А мать, узнав про жизнь мою проклятую,
Вдруг заболела и в больнице умерла.
Остался в свете круглым сиротою,
В вине я радость и горе утолял.
Так, наливай же ты, братишка, русской горькой -
Сначала выпью - потом на бан пойду!
На свет родился я маленьким ребеночком.
Отец работал, работала и мать.
А я, мальчишечка, без всякого надзорища
Пошел с блатными углы я принимать.
Расшифровка фонограммы в исп. А. Северного (1978 г.).

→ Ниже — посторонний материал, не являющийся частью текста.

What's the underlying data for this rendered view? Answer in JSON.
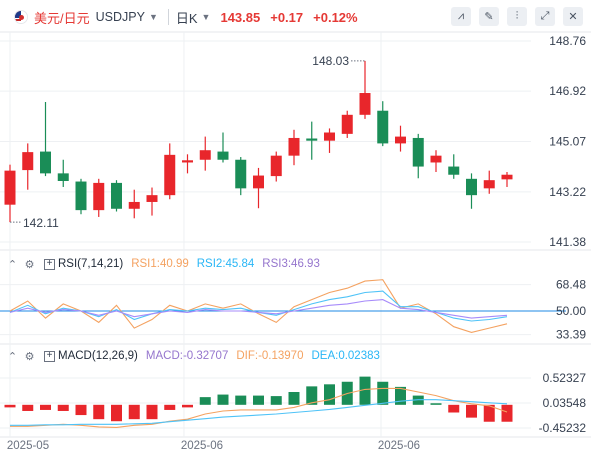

Я помню тот Ванинский порт
И крик парохода угрюмый.
Как шли мы по трапу на борт,
В холодные, мрачные трюмы.
От качки страдали зека,
Ревела пучина морская;
Лежал впереди Магадан -
Столица Колымского края.
Не крики, а жалобный стон
Из каждой груди вырывался.
"Прощай навсегда, материк!" -
Ревел пароход, надрывался.
Будь проклята ты, Колыма,
Что названа Черной Планетой.
Сойдешь поневоле с ума -
Оттуда возврата уж нету.
Пятьсот километров тайга,
Где нет ни жилья, ни селений.
Машины не ходят туда -
Бредут, спотыкаясь, олени.
Я знаю, меня ты не ждешь
И писем моих не читаешь.
Встречать ты меня не придешь,
А если придешь - не узнаешь.
Прощайте, и мать, и жена,
И вы, малолетние дети.
Знать, горькую чашу до дна
Пришлося мне выпить на свете.
По лагерю бродит цинга.
И люди там бродят, как тени.
Машины не ходят туда -
Бредут, спотыкаясь, олени.
Будь проклята ты, Колыма,
Что названа Черной Планетой.
Сойдешь поневоле с ума -
Оттуда возврата уж нету.
Расшифровка фонограммы в исп. М. Гулько (1973 г.).

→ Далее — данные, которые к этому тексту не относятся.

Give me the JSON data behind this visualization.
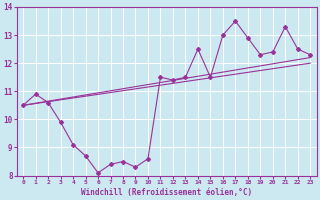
{
  "xlabel": "Windchill (Refroidissement éolien,°C)",
  "bg_color": "#cce8f0",
  "line_color": "#993399",
  "grid_color": "#ffffff",
  "x_data": [
    0,
    1,
    2,
    3,
    4,
    5,
    6,
    7,
    8,
    9,
    10,
    11,
    12,
    13,
    14,
    15,
    16,
    17,
    18,
    19,
    20,
    21,
    22,
    23
  ],
  "y_jagged": [
    10.5,
    10.9,
    10.6,
    9.9,
    9.1,
    8.7,
    8.1,
    8.4,
    8.5,
    8.3,
    8.6,
    11.5,
    11.4,
    11.5,
    12.5,
    11.5,
    13.0,
    13.5,
    12.9,
    12.3,
    12.4,
    13.3,
    12.5,
    12.3
  ],
  "line1_x": [
    0,
    23
  ],
  "line1_y": [
    10.5,
    12.2
  ],
  "line2_x": [
    0,
    23
  ],
  "line2_y": [
    10.5,
    12.0
  ],
  "xlim": [
    -0.5,
    23.5
  ],
  "ylim": [
    8,
    14
  ],
  "yticks": [
    8,
    9,
    10,
    11,
    12,
    13,
    14
  ],
  "xticks": [
    0,
    1,
    2,
    3,
    4,
    5,
    6,
    7,
    8,
    9,
    10,
    11,
    12,
    13,
    14,
    15,
    16,
    17,
    18,
    19,
    20,
    21,
    22,
    23
  ]
}
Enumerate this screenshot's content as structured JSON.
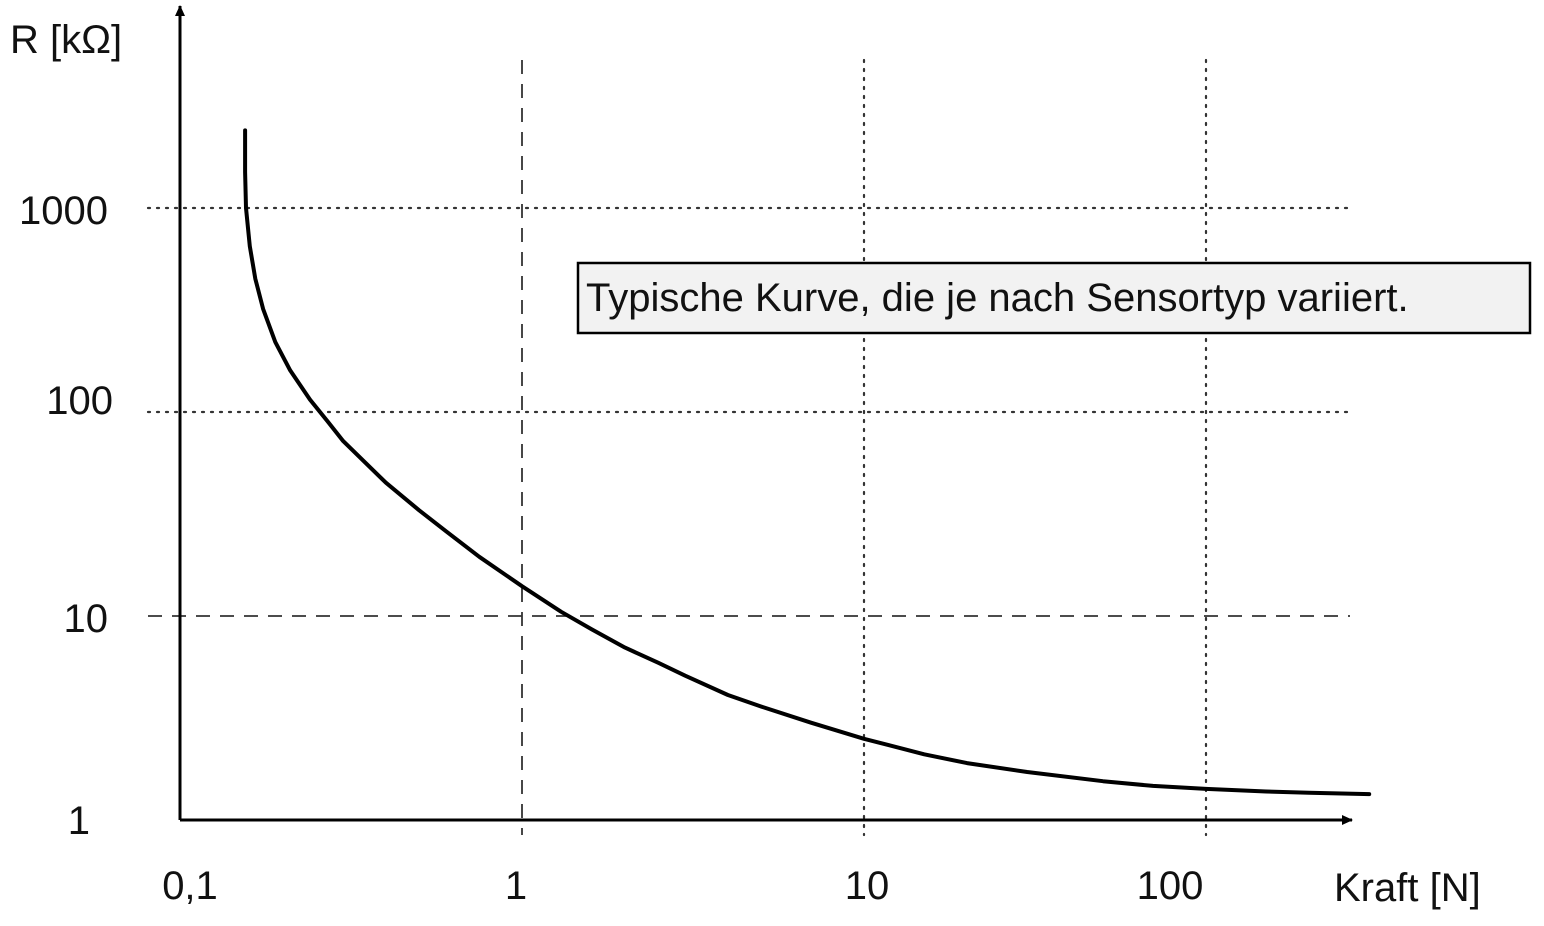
{
  "chart_data": {
    "type": "line",
    "title": "",
    "xlabel": "Kraft [N]",
    "ylabel": "R [kΩ]",
    "x_scale": "log",
    "y_scale": "log",
    "xlim": [
      0.1,
      400
    ],
    "ylim": [
      1,
      3000
    ],
    "x_ticks": [
      {
        "value": 0.1,
        "label": "0,1"
      },
      {
        "value": 1,
        "label": "1"
      },
      {
        "value": 10,
        "label": "10"
      },
      {
        "value": 100,
        "label": "100"
      }
    ],
    "y_ticks": [
      {
        "value": 1,
        "label": "1"
      },
      {
        "value": 10,
        "label": "10"
      },
      {
        "value": 100,
        "label": "100"
      },
      {
        "value": 1000,
        "label": "1000"
      }
    ],
    "grid": "on",
    "annotation": "Typische Kurve, die je nach Sensortyp variiert.",
    "series": [
      {
        "x": [
          0.155,
          0.155,
          0.156,
          0.16,
          0.166,
          0.175,
          0.19,
          0.21,
          0.24,
          0.27,
          0.3,
          0.4,
          0.5,
          0.6,
          0.75,
          1.0,
          1.3,
          1.6,
          2.0,
          2.5,
          3.0,
          4.0,
          5.0,
          7.0,
          10,
          15,
          20,
          30,
          50,
          70,
          100,
          150,
          200,
          300
        ],
        "y": [
          2400,
          1500,
          1000,
          650,
          450,
          320,
          220,
          160,
          115,
          90,
          72,
          45,
          33,
          26,
          19.5,
          14,
          10.5,
          8.6,
          7.0,
          5.9,
          5.1,
          4.1,
          3.6,
          3.0,
          2.5,
          2.1,
          1.9,
          1.72,
          1.55,
          1.47,
          1.42,
          1.38,
          1.36,
          1.34
        ]
      }
    ],
    "colors": {
      "curve": "#000000",
      "grid": "#333333",
      "axis": "#000000"
    }
  }
}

Здесь, на русской земле, я чужой и далекий,
Здесь на русской земле, я лишен очага.
Между мною, рабом, и тобой, одинокой,
Вечно сопки стоят, мерзлота и снега.
Я писать перестал: письма плохо доходят.
Не дождусь от тебя я желанных вестей.
Утомленным полетом на юг птицы уходят.
Я гляжу на счастливых друзей-журавлей.
Расцветет там сирень у тебя под окошком.
Здесь в предсмертном бреду будет только зима.
Расскажите вы всем, расскажите немножко,
Что на русской земле есть земля Колыма.
Расскажите вы там, как в морозы и слякоть,
Выбиваясь из сил, мы копали металл,
О, как больно в груди и как хочется плакать,
Только птицам известно в развалинах скал.

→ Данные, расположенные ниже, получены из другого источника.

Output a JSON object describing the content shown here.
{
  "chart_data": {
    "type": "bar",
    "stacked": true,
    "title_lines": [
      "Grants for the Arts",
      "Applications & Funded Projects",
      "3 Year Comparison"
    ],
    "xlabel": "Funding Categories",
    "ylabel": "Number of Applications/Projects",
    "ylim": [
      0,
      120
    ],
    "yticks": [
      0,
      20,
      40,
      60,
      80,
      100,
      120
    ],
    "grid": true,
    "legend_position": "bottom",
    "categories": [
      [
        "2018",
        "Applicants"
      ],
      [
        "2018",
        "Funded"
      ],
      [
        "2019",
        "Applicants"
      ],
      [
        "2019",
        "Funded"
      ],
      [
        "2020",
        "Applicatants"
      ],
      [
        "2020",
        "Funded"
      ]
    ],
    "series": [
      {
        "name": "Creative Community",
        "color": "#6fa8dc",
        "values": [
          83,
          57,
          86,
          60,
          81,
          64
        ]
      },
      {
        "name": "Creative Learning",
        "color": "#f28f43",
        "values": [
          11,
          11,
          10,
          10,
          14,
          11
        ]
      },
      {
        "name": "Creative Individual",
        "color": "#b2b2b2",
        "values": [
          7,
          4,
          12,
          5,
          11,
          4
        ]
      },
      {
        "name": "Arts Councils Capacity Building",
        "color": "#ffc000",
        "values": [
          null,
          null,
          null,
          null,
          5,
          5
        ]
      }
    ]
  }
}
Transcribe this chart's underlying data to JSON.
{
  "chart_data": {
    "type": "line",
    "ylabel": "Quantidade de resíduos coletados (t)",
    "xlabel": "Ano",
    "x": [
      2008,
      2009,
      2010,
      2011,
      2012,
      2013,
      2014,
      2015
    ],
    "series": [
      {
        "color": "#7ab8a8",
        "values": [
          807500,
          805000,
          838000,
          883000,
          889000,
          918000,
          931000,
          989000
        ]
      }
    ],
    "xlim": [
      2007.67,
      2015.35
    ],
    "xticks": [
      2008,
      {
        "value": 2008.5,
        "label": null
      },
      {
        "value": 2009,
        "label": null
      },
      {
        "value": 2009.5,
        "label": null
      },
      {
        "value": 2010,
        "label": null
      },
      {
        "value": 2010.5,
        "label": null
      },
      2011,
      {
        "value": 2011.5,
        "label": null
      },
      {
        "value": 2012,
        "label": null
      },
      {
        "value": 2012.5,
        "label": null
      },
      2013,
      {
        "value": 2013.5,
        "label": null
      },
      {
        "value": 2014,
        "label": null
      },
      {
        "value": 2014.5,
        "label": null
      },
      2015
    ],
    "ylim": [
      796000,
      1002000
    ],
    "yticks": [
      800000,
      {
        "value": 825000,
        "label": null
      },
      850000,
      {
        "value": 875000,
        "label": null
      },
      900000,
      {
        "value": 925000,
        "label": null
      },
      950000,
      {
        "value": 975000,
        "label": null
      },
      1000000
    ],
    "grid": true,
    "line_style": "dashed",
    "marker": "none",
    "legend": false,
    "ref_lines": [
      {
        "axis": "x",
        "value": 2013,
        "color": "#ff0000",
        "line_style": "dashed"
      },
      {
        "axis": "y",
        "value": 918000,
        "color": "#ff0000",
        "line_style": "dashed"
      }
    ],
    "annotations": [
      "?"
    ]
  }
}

Я не стал узнавать той страны, где родился,
Мне не хочется жить. Хватит больше рыдать.
В нищете вырастал я, с родными простился.
Я устал, журавли. Вас не в силах догнать.
Год за годом пройдет. Старость к нам подкрадется,
И морщины в лице... Не мечтать о любви.
Неужели пожить по-людски не придется?
Жду ответ, журавли, на обратном пути.
"Песни дворов и улиц", кн. 2, СПб.: Издательский дом "Пенаты", 1996, (С. 77).